Some 120 people wearing yellow stars lined up in front of Parliament’s office building in central Budapest on Thursday to express their solidarity with retired Chief Rabbi Jozsef Schweitzer, who was verbally insulted in the street two days ago.
On Tuesday, Schweitzer (90) was approached by an unidentified passer-by, who shouted “I hate all Jews”.
Participants told MTI that the demonstration was organised as a Facebook-initiative in reaction to recent “atrocities” against the Jewish community.
The insult against the retired rabbi has been condemned by President Janos Ader, the government, Hungary’s largest churches, political parties, and the National Roma Government.
Schweitzer said he was grateful for the outpouring of sympathy, and he also confirmed that the president of the republic, Janos Ader, had paid him a personal visit.
“There are bad things which have no good in them, but in this case there was really a lot of good,” the 89 year-old academic said. “I should like to say thanks to everyone who expressed their sympathy.”
He himself was not the main issue, he said, but rather such actions as the insult he suffered should not happen in society.
“This time hatred was not generated. Hatred has roots which are perhaps of an ideological, economic and political nature.
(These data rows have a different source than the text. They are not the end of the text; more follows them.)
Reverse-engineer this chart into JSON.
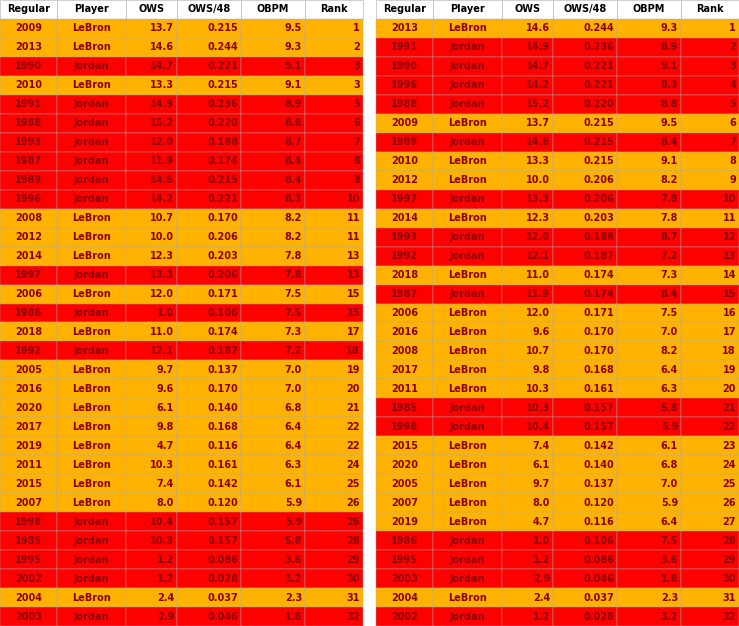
{
  "left_table": [
    {
      "regular": "2009",
      "player": "LeBron",
      "ows": "13.7",
      "ows48": "0.215",
      "obpm": "9.5",
      "rank": "1"
    },
    {
      "regular": "2013",
      "player": "LeBron",
      "ows": "14.6",
      "ows48": "0.244",
      "obpm": "9.3",
      "rank": "2"
    },
    {
      "regular": "1990",
      "player": "Jordan",
      "ows": "14.7",
      "ows48": "0.221",
      "obpm": "9.1",
      "rank": "3"
    },
    {
      "regular": "2010",
      "player": "LeBron",
      "ows": "13.3",
      "ows48": "0.215",
      "obpm": "9.1",
      "rank": "3"
    },
    {
      "regular": "1991",
      "player": "Jordan",
      "ows": "14.9",
      "ows48": "0.236",
      "obpm": "8.9",
      "rank": "5"
    },
    {
      "regular": "1988",
      "player": "Jordan",
      "ows": "15.2",
      "ows48": "0.220",
      "obpm": "8.8",
      "rank": "6"
    },
    {
      "regular": "1993",
      "player": "Jordan",
      "ows": "12.0",
      "ows48": "0.188",
      "obpm": "8.7",
      "rank": "7"
    },
    {
      "regular": "1987",
      "player": "Jordan",
      "ows": "11.9",
      "ows48": "0.174",
      "obpm": "8.4",
      "rank": "8"
    },
    {
      "regular": "1989",
      "player": "Jordan",
      "ows": "14.6",
      "ows48": "0.215",
      "obpm": "8.4",
      "rank": "8"
    },
    {
      "regular": "1996",
      "player": "Jordan",
      "ows": "14.2",
      "ows48": "0.221",
      "obpm": "8.3",
      "rank": "10"
    },
    {
      "regular": "2008",
      "player": "LeBron",
      "ows": "10.7",
      "ows48": "0.170",
      "obpm": "8.2",
      "rank": "11"
    },
    {
      "regular": "2012",
      "player": "LeBron",
      "ows": "10.0",
      "ows48": "0.206",
      "obpm": "8.2",
      "rank": "11"
    },
    {
      "regular": "2014",
      "player": "LeBron",
      "ows": "12.3",
      "ows48": "0.203",
      "obpm": "7.8",
      "rank": "13"
    },
    {
      "regular": "1997",
      "player": "Jordan",
      "ows": "13.3",
      "ows48": "0.206",
      "obpm": "7.8",
      "rank": "13"
    },
    {
      "regular": "2006",
      "player": "LeBron",
      "ows": "12.0",
      "ows48": "0.171",
      "obpm": "7.5",
      "rank": "15"
    },
    {
      "regular": "1986",
      "player": "Jordan",
      "ows": "1.0",
      "ows48": "0.106",
      "obpm": "7.5",
      "rank": "15"
    },
    {
      "regular": "2018",
      "player": "LeBron",
      "ows": "11.0",
      "ows48": "0.174",
      "obpm": "7.3",
      "rank": "17"
    },
    {
      "regular": "1992",
      "player": "Jordan",
      "ows": "12.1",
      "ows48": "0.187",
      "obpm": "7.2",
      "rank": "18"
    },
    {
      "regular": "2005",
      "player": "LeBron",
      "ows": "9.7",
      "ows48": "0.137",
      "obpm": "7.0",
      "rank": "19"
    },
    {
      "regular": "2016",
      "player": "LeBron",
      "ows": "9.6",
      "ows48": "0.170",
      "obpm": "7.0",
      "rank": "20"
    },
    {
      "regular": "2020",
      "player": "LeBron",
      "ows": "6.1",
      "ows48": "0.140",
      "obpm": "6.8",
      "rank": "21"
    },
    {
      "regular": "2017",
      "player": "LeBron",
      "ows": "9.8",
      "ows48": "0.168",
      "obpm": "6.4",
      "rank": "22"
    },
    {
      "regular": "2019",
      "player": "LeBron",
      "ows": "4.7",
      "ows48": "0.116",
      "obpm": "6.4",
      "rank": "22"
    },
    {
      "regular": "2011",
      "player": "LeBron",
      "ows": "10.3",
      "ows48": "0.161",
      "obpm": "6.3",
      "rank": "24"
    },
    {
      "regular": "2015",
      "player": "LeBron",
      "ows": "7.4",
      "ows48": "0.142",
      "obpm": "6.1",
      "rank": "25"
    },
    {
      "regular": "2007",
      "player": "LeBron",
      "ows": "8.0",
      "ows48": "0.120",
      "obpm": "5.9",
      "rank": "26"
    },
    {
      "regular": "1998",
      "player": "Jordan",
      "ows": "10.4",
      "ows48": "0.157",
      "obpm": "5.9",
      "rank": "26"
    },
    {
      "regular": "1985",
      "player": "Jordan",
      "ows": "10.3",
      "ows48": "0.157",
      "obpm": "5.8",
      "rank": "28"
    },
    {
      "regular": "1995",
      "player": "Jordan",
      "ows": "1.2",
      "ows48": "0.086",
      "obpm": "3.6",
      "rank": "29"
    },
    {
      "regular": "2002",
      "player": "Jordan",
      "ows": "1.2",
      "ows48": "0.028",
      "obpm": "3.2",
      "rank": "30"
    },
    {
      "regular": "2004",
      "player": "LeBron",
      "ows": "2.4",
      "ows48": "0.037",
      "obpm": "2.3",
      "rank": "31"
    },
    {
      "regular": "2003",
      "player": "Jordan",
      "ows": "2.9",
      "ows48": "0.046",
      "obpm": "1.8",
      "rank": "32"
    }
  ],
  "right_table": [
    {
      "regular": "2013",
      "player": "LeBron",
      "ows": "14.6",
      "ows48": "0.244",
      "obpm": "9.3",
      "rank": "1"
    },
    {
      "regular": "1991",
      "player": "Jordan",
      "ows": "14.9",
      "ows48": "0.236",
      "obpm": "8.9",
      "rank": "2"
    },
    {
      "regular": "1990",
      "player": "Jordan",
      "ows": "14.7",
      "ows48": "0.221",
      "obpm": "9.1",
      "rank": "3"
    },
    {
      "regular": "1996",
      "player": "Jordan",
      "ows": "14.2",
      "ows48": "0.221",
      "obpm": "8.3",
      "rank": "4"
    },
    {
      "regular": "1988",
      "player": "Jordan",
      "ows": "15.2",
      "ows48": "0.220",
      "obpm": "8.8",
      "rank": "5"
    },
    {
      "regular": "2009",
      "player": "LeBron",
      "ows": "13.7",
      "ows48": "0.215",
      "obpm": "9.5",
      "rank": "6"
    },
    {
      "regular": "1989",
      "player": "Jordan",
      "ows": "14.6",
      "ows48": "0.215",
      "obpm": "8.4",
      "rank": "7"
    },
    {
      "regular": "2010",
      "player": "LeBron",
      "ows": "13.3",
      "ows48": "0.215",
      "obpm": "9.1",
      "rank": "8"
    },
    {
      "regular": "2012",
      "player": "LeBron",
      "ows": "10.0",
      "ows48": "0.206",
      "obpm": "8.2",
      "rank": "9"
    },
    {
      "regular": "1997",
      "player": "Jordan",
      "ows": "13.3",
      "ows48": "0.206",
      "obpm": "7.8",
      "rank": "10"
    },
    {
      "regular": "2014",
      "player": "LeBron",
      "ows": "12.3",
      "ows48": "0.203",
      "obpm": "7.8",
      "rank": "11"
    },
    {
      "regular": "1993",
      "player": "Jordan",
      "ows": "12.0",
      "ows48": "0.188",
      "obpm": "8.7",
      "rank": "12"
    },
    {
      "regular": "1992",
      "player": "Jordan",
      "ows": "12.1",
      "ows48": "0.187",
      "obpm": "7.2",
      "rank": "13"
    },
    {
      "regular": "2018",
      "player": "LeBron",
      "ows": "11.0",
      "ows48": "0.174",
      "obpm": "7.3",
      "rank": "14"
    },
    {
      "regular": "1987",
      "player": "Jordan",
      "ows": "11.9",
      "ows48": "0.174",
      "obpm": "8.4",
      "rank": "15"
    },
    {
      "regular": "2006",
      "player": "LeBron",
      "ows": "12.0",
      "ows48": "0.171",
      "obpm": "7.5",
      "rank": "16"
    },
    {
      "regular": "2016",
      "player": "LeBron",
      "ows": "9.6",
      "ows48": "0.170",
      "obpm": "7.0",
      "rank": "17"
    },
    {
      "regular": "2008",
      "player": "LeBron",
      "ows": "10.7",
      "ows48": "0.170",
      "obpm": "8.2",
      "rank": "18"
    },
    {
      "regular": "2017",
      "player": "LeBron",
      "ows": "9.8",
      "ows48": "0.168",
      "obpm": "6.4",
      "rank": "19"
    },
    {
      "regular": "2011",
      "player": "LeBron",
      "ows": "10.3",
      "ows48": "0.161",
      "obpm": "6.3",
      "rank": "20"
    },
    {
      "regular": "1985",
      "player": "Jordan",
      "ows": "10.3",
      "ows48": "0.157",
      "obpm": "5.8",
      "rank": "21"
    },
    {
      "regular": "1998",
      "player": "Jordan",
      "ows": "10.4",
      "ows48": "0.157",
      "obpm": "5.9",
      "rank": "22"
    },
    {
      "regular": "2015",
      "player": "LeBron",
      "ows": "7.4",
      "ows48": "0.142",
      "obpm": "6.1",
      "rank": "23"
    },
    {
      "regular": "2020",
      "player": "LeBron",
      "ows": "6.1",
      "ows48": "0.140",
      "obpm": "6.8",
      "rank": "24"
    },
    {
      "regular": "2005",
      "player": "LeBron",
      "ows": "9.7",
      "ows48": "0.137",
      "obpm": "7.0",
      "rank": "25"
    },
    {
      "regular": "2007",
      "player": "LeBron",
      "ows": "8.0",
      "ows48": "0.120",
      "obpm": "5.9",
      "rank": "26"
    },
    {
      "regular": "2019",
      "player": "LeBron",
      "ows": "4.7",
      "ows48": "0.116",
      "obpm": "6.4",
      "rank": "27"
    },
    {
      "regular": "1986",
      "player": "Jordan",
      "ows": "1.0",
      "ows48": "0.106",
      "obpm": "7.5",
      "rank": "28"
    },
    {
      "regular": "1995",
      "player": "Jordan",
      "ows": "1.2",
      "ows48": "0.086",
      "obpm": "3.6",
      "rank": "29"
    },
    {
      "regular": "2003",
      "player": "Jordan",
      "ows": "2.9",
      "ows48": "0.046",
      "obpm": "1.8",
      "rank": "30"
    },
    {
      "regular": "2004",
      "player": "LeBron",
      "ows": "2.4",
      "ows48": "0.037",
      "obpm": "2.3",
      "rank": "31"
    },
    {
      "regular": "2002",
      "player": "Jordan",
      "ows": "1.2",
      "ows48": "0.028",
      "obpm": "3.2",
      "rank": "32"
    }
  ],
  "lebron_color": "#FFB300",
  "jordan_color": "#FF0000",
  "text_color": "#8B0000",
  "columns": [
    "Regular",
    "Player",
    "OWS",
    "OWS/48",
    "OBPM",
    "Rank"
  ],
  "font_size": 7.0
}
Whoever wishes to live in a democratic state should undertake a revision of these questions,” he said, adding that Cardinal Peter Erdo, Hungary’s Catholic primate, had started his recent speech at a commemoration of Holocaust victims by saying that anti-Semitism was not compatible with Christianity, and Ader had said that it led to the degeneration of society.
An unidentified man verbally attacked Schweitzer near his home in central Budapest on Tuesday, telling him “I hate all Jews”.